Only 36 percent of Americans could pass a multiple-choice civics test of the kind that is administered to immigrants seeking to become citizens. Sixty percent don’t know which countries the United States fought in World War II. Fifty-seven percent don’t know how many justices serve on the Supreme Court. Only 24 percent know what Benjamin Franklin was famous for. (Hint: It wasn’t inventing the lightbulb.)
Those are just some of the dispiriting results of a national survey sponsored by the Woodrow Wilson National Fellowship Foundation. The poll confirms that there is a national emergency of civics illiteracy, and it is getting worse: Seventy-four percent of those over age 65 could pass the citizenship exam (which requires correctly answering just six out of 10 questions), but only 19 percent of those under 45 could do so. Even getting a college degree does not guarantee a minimal knowledge of U.S. history. In surveys of college graduates commissioned by the American Council of Trustees and Alumni, fewer than 20 percent could identify the Emancipation Proclamation, only 42 percent knew that the Battle of the Bulge occurred during World War II, and one-third were unaware that Franklin D. Roosevelt had introduced the New Deal. We are a democracy at risk of being too ignorant to govern ourselves.
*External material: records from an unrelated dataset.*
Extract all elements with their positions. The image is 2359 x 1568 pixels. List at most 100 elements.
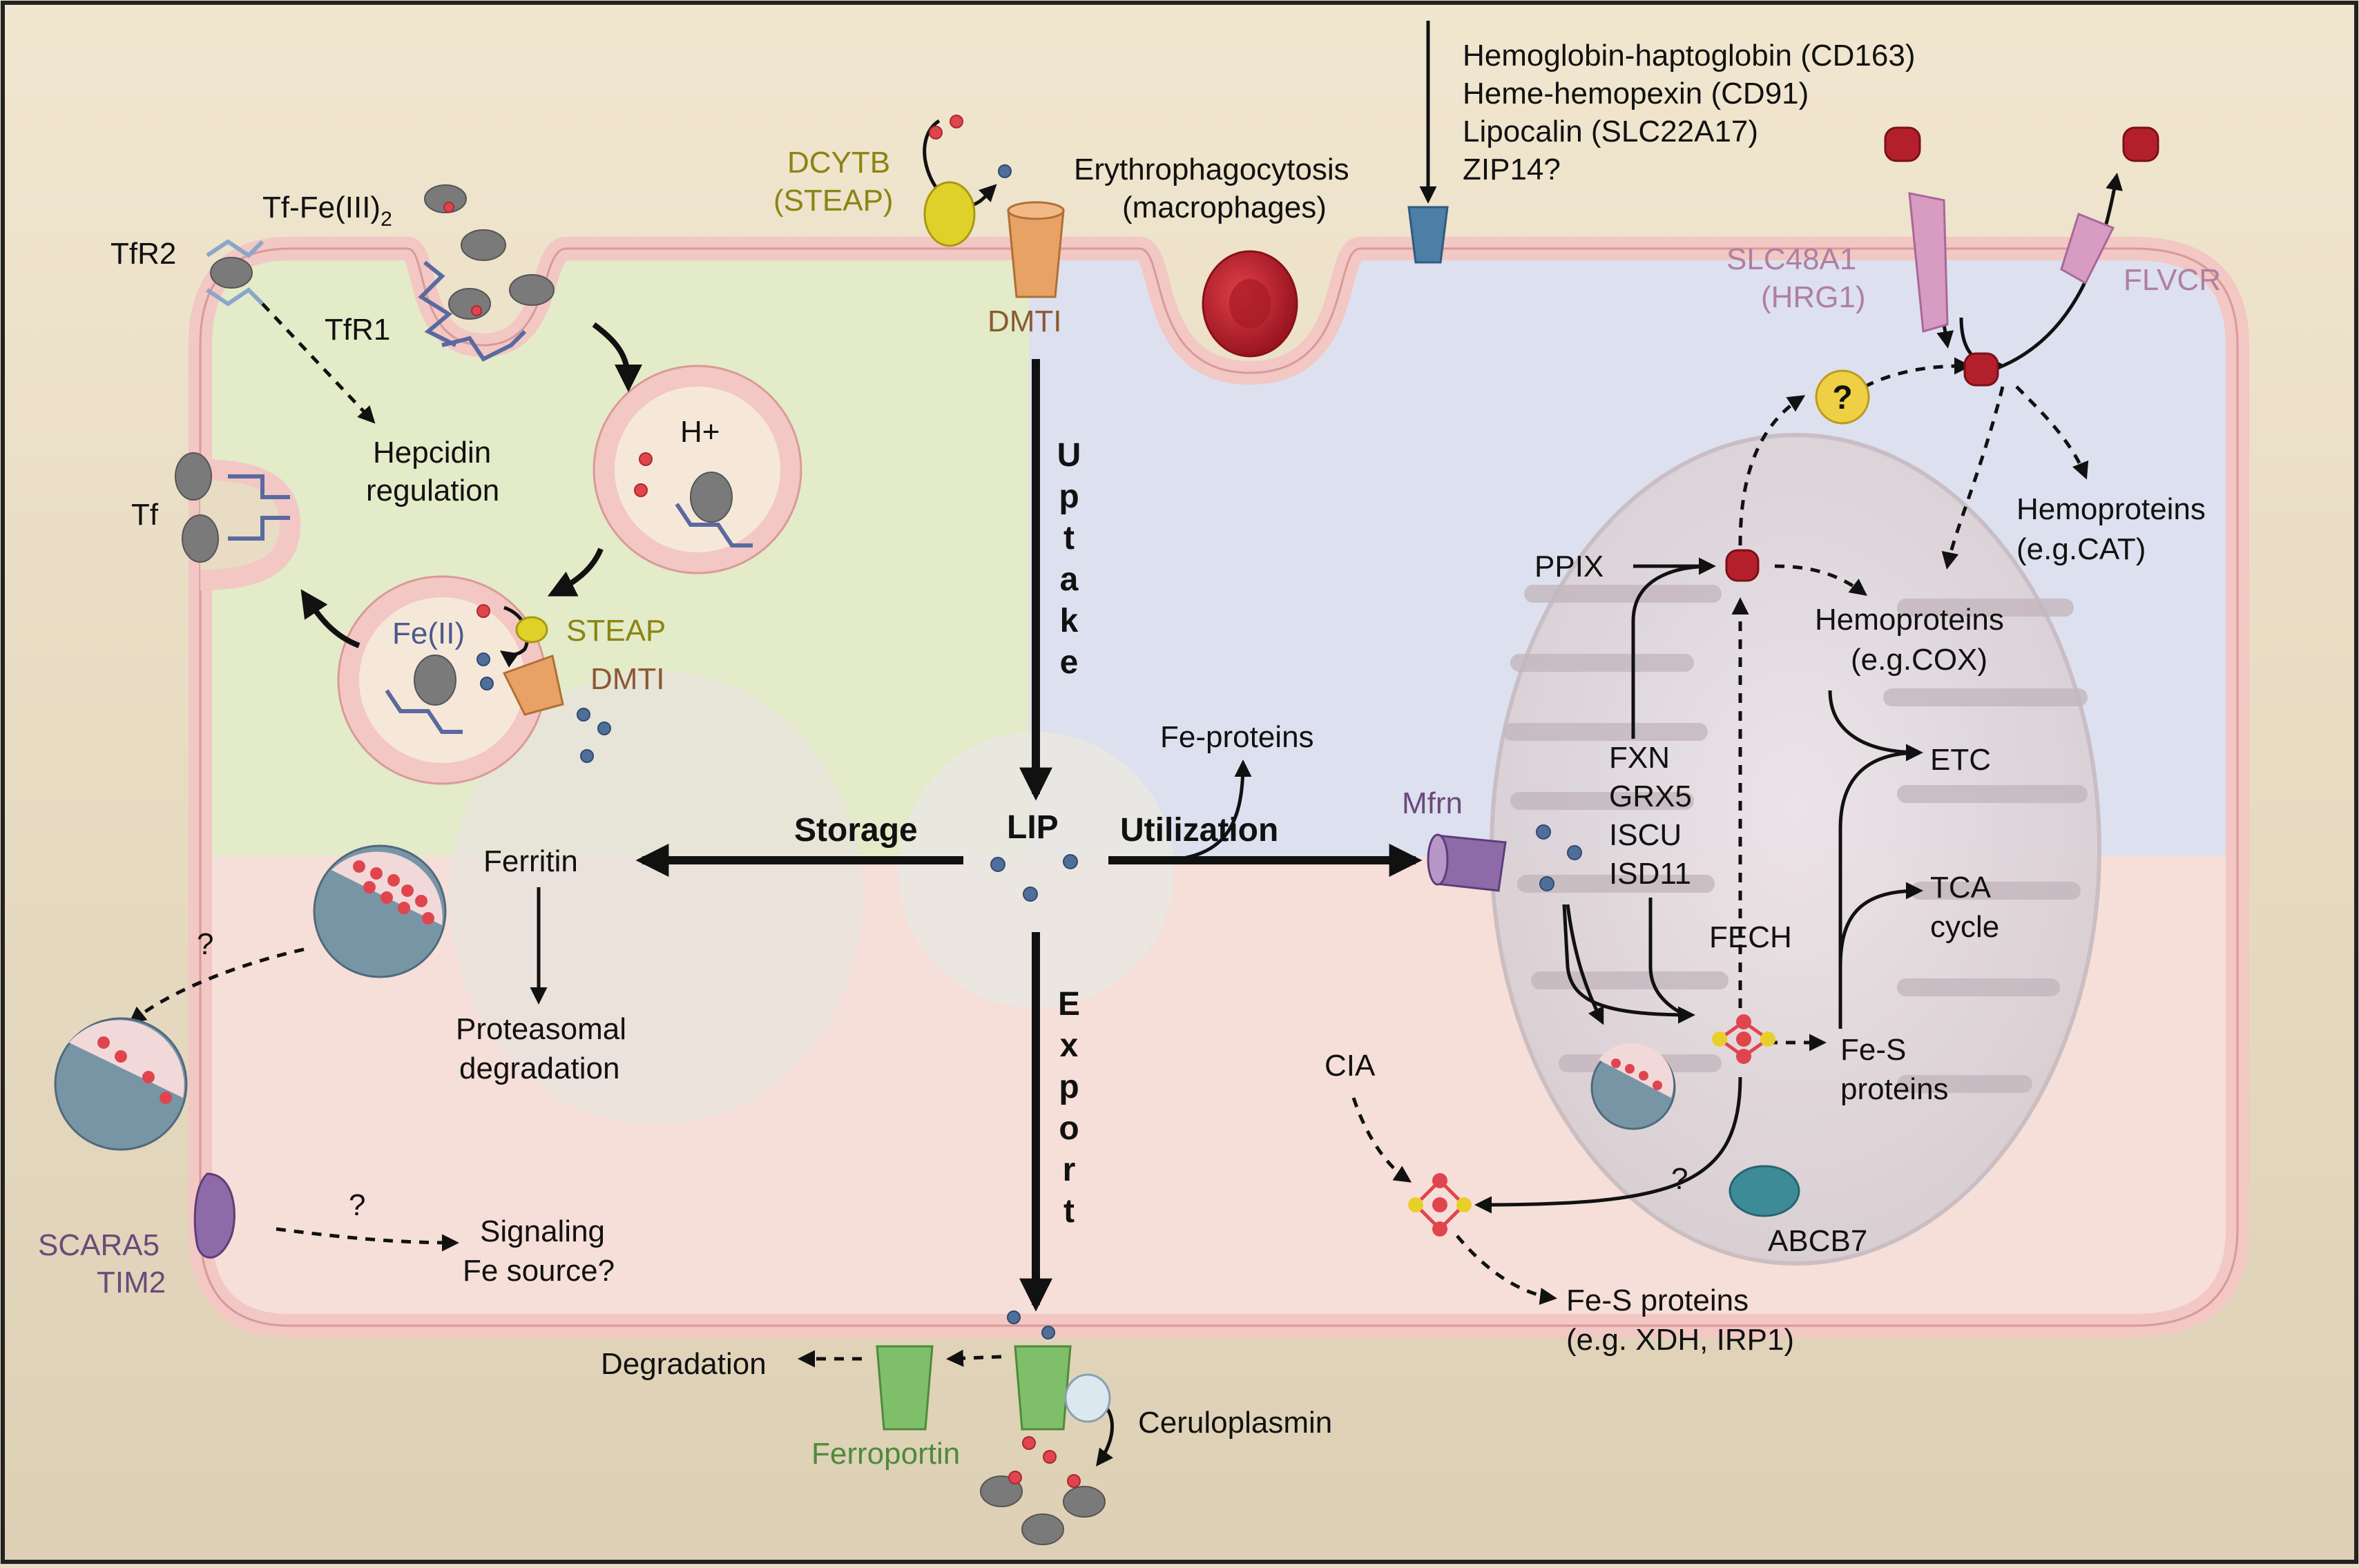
etc-label: ETC xyxy=(1930,743,1991,777)
hemoproteins-cox-label-2: (e.g.COX) xyxy=(1851,643,1987,677)
ferric-iron-dots xyxy=(443,115,1081,1488)
heme-export-arrow xyxy=(2001,173,2123,368)
recycling-arrow xyxy=(300,589,360,648)
cell-membrane-outline xyxy=(199,247,2239,1327)
ferroportin-degraded xyxy=(876,1345,934,1431)
hemoproteins-cat-label-1: Hemoproteins xyxy=(2016,492,2206,526)
heme-mito xyxy=(1725,549,1760,582)
fes-cluster-mito xyxy=(1712,1014,1775,1064)
rbc-center xyxy=(1229,279,1271,329)
scara5-receptor xyxy=(193,1172,235,1259)
fxn-to-heme-line xyxy=(1631,564,1713,739)
utilization-label: Utilization xyxy=(1120,812,1278,849)
heme-outside-1 xyxy=(1884,126,1921,162)
signaling-label-1: Signaling xyxy=(480,1214,605,1248)
fe-proteins-arrow xyxy=(1166,759,1252,862)
proteasomal-label-2: degradation xyxy=(459,1052,619,1085)
fe3-dot xyxy=(1067,1474,1081,1488)
fes-cluster-cyto xyxy=(1408,1173,1472,1237)
svg-text:t: t xyxy=(1063,1193,1075,1230)
tf-molecule-1 xyxy=(461,229,506,261)
fe3-dot xyxy=(950,115,963,128)
fes-cyto-label-2: (e.g. XDH, IRP1) xyxy=(1566,1323,1794,1357)
heme-to-unknown-arrow xyxy=(1738,395,1806,546)
ferroportin-active xyxy=(1014,1345,1072,1431)
tfr1-label: TfR1 xyxy=(325,313,390,347)
flvcr-label: FLVCR xyxy=(2124,263,2221,297)
iscu-label: ISCU xyxy=(1609,818,1682,852)
dashed-arrows xyxy=(128,302,2089,1368)
ferroportin-degradation-arrow xyxy=(946,1349,1002,1367)
endosome-acidified xyxy=(594,366,801,573)
fe3-dot xyxy=(634,483,648,497)
dmti-top-label: DMTI xyxy=(988,304,1062,338)
svg-text:r: r xyxy=(1063,1152,1076,1188)
tf-fe3-label: Tf-Fe(III)2 xyxy=(262,191,392,231)
svg-text:E: E xyxy=(1058,986,1080,1023)
slc48a1-transporter xyxy=(1908,192,1949,333)
fe2-dot xyxy=(1007,1310,1021,1324)
nucleus xyxy=(449,670,863,1125)
tfr2-hepcidin-arrow xyxy=(261,302,376,424)
fes-tca-arrow xyxy=(1838,882,1923,967)
dcytb-label-1: DCYTB xyxy=(787,146,890,180)
hepcidin-label-1: Hepcidin xyxy=(373,436,491,470)
fe3-dot xyxy=(1008,1471,1022,1484)
heme-cat-arrow xyxy=(2015,385,2089,480)
tca-label-1: TCA xyxy=(1930,871,1992,904)
fe2-dot xyxy=(1023,887,1038,902)
fe2-dot xyxy=(580,749,594,763)
tf-outside-3 xyxy=(1021,1513,1064,1545)
heme-outside-2 xyxy=(2122,126,2159,162)
ferritin-mito xyxy=(1590,1043,1676,1130)
tf-free-1 xyxy=(175,452,212,501)
hepcidin-label-2: regulation xyxy=(366,474,499,507)
fe3-dot xyxy=(639,452,653,466)
dmti-top-rim xyxy=(1007,201,1065,220)
dmti-transporter-top xyxy=(1007,209,1065,298)
tf-molecule-3 xyxy=(448,288,491,320)
fe-proteins-label: Fe-proteins xyxy=(1160,720,1314,754)
heme-cox-arrow-dashed xyxy=(1941,386,2005,570)
dcytb-protein xyxy=(923,181,976,247)
tf-outside-1 xyxy=(980,1475,1023,1507)
unknown-transporter xyxy=(1815,369,1870,425)
heme-uptake-receptor xyxy=(1407,206,1449,264)
fe2-dot xyxy=(597,722,611,735)
fe3-dot xyxy=(443,202,454,213)
dmti-endosome-label: DMTI xyxy=(590,662,665,696)
heme-uptake-1: Hemoglobin-haptoglobin (CD163) xyxy=(1463,39,1916,72)
tf-outside-2 xyxy=(1063,1486,1106,1518)
svg-text:o: o xyxy=(1059,1110,1079,1147)
tfr1-receptor-2 xyxy=(441,329,527,362)
steap-protein xyxy=(515,616,548,643)
fe2-dot xyxy=(1041,1326,1055,1339)
erythro-label-2: (macrophages) xyxy=(1122,191,1327,224)
tfr1-receptor-1 xyxy=(418,260,457,347)
fech-label: FECH xyxy=(1709,920,1792,954)
export-word: E x p o r t xyxy=(1058,986,1080,1230)
tf-receptor-b xyxy=(228,516,290,541)
fe3-dot xyxy=(1022,1436,1036,1450)
transferrin-molecules xyxy=(175,184,1106,1545)
fe2-dot xyxy=(1536,824,1551,840)
fe3-dot xyxy=(1043,1450,1057,1464)
fe2-dot xyxy=(476,652,490,666)
tf-receptor-a xyxy=(228,474,290,499)
heme-uptake-2: Heme-hemopexin (CD91) xyxy=(1463,77,1809,110)
proteasomal-label-1: Proteasomal xyxy=(456,1012,626,1046)
h-plus-label: H+ xyxy=(680,415,720,449)
endosome-receptor-2 xyxy=(385,689,463,734)
svg-text:e: e xyxy=(1060,644,1079,681)
fe3-dot xyxy=(476,604,490,618)
cia-arrow xyxy=(1351,1097,1412,1183)
tf-molecule-top xyxy=(424,184,467,213)
dcytb-label-2: (STEAP) xyxy=(773,184,894,217)
heme-uptake-4: ZIP14? xyxy=(1463,153,1561,186)
svg-text:p: p xyxy=(1059,478,1079,515)
heme-uptake-3: Lipocalin (SLC22A17) xyxy=(1463,115,1758,148)
cia-label: CIA xyxy=(1325,1049,1376,1083)
ferroportin-label: Ferroportin xyxy=(811,1437,960,1471)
So it is a matter of national concern that the California State University (CSU) system is on the verge of further diluting its already inadequate history and government requirements. CSU may not have as much prestige as the better-known University of California system, but it has about twice as many students. The largest four-year university system in the nation, CSU enrolls about 484,300 students, with 23 campuses and eight off-campus centers. It awards nearly half of the bachelor’s degrees in the nation’s most populous state. It is also the largest producer of teachers in the state and among the largest in the country, graduating about 6,800 K-12 teachers every year. But how can teachers teach what they have never learned?
In 2017, CSU Chancellor Timothy P. White, a biologist, issued a seemingly innocuous executive order standardizing general education requirements across the CSU system. The result is not so innocuous: At universities such as Cal State Fullerton and Cal State San Diego, which had required students to take more social science than at other campuses, students will no longer have to study world history to graduate. As a result, dozens of classes of world history and Western civilization won’t be taught, and thousands of students will leave college ignorant of those subjects.
Even greater changes are afoot as a result of a General Education Task Force appointed by the CSU Faculty Senate — a task force that included faculty members, administrators and students but no practicing historians. The task force recommends a radical revision of the “American Institutions” requirement that has existed since 1961 “to ensure that students acquire knowledge and skills that will help them to comprehend the workings of American democracy” through a “comprehensive study of American history and American government.”
Currently, most CSU students must complete two classes to meet this requirement. The task force recommended reducing this to just one class in the field of “Democracy in the U.S., which may include American and California government and history.” The most important word in this sentence is “may”: It suggests that, if these changes are implemented, CSU students will be able to graduate without having taken a single class in U.S. history. Indeed, history is barely mentioned in the task force report, which relegates it to something called “cross-cutting values” along with “diversity and social justice” and “global awareness and civic engagement.”
This change is part of a broader downsizing of general education requirements designed, according to the task force, to “encourage persistence, graduation, and closure of equity gaps.” Translated from academic gobbledygook, this seems to suggest that the way to increase graduation rates is by decreasing the amount of general knowledge that students are required to master. The task force also waxes piously about the need to update educational requirements that have supposedly “stagnated” since the last major revision in 2008, “while the diversity of students, education, workplace skills and needs, and technology have, by sharp contrast, changed dramatically.”
There is little doubt that our society is changing rapidly, but one thing will never change as long as we remain a democracy: the need for voters to know the essentials of our history and government. That is an imperative the Faculty Senate task force seems to have overlooked. “Should it be approved, this change would be a disastrous development for CSU students, the state of California, and indeed the country as a whole,” says Ethan J. Kytle, chairman of the history department at Cal State Fresno. The good news is that there is still time for the CSU Board of Trustees to reject this ill-considered “reform” and to strike a blow for American democracy.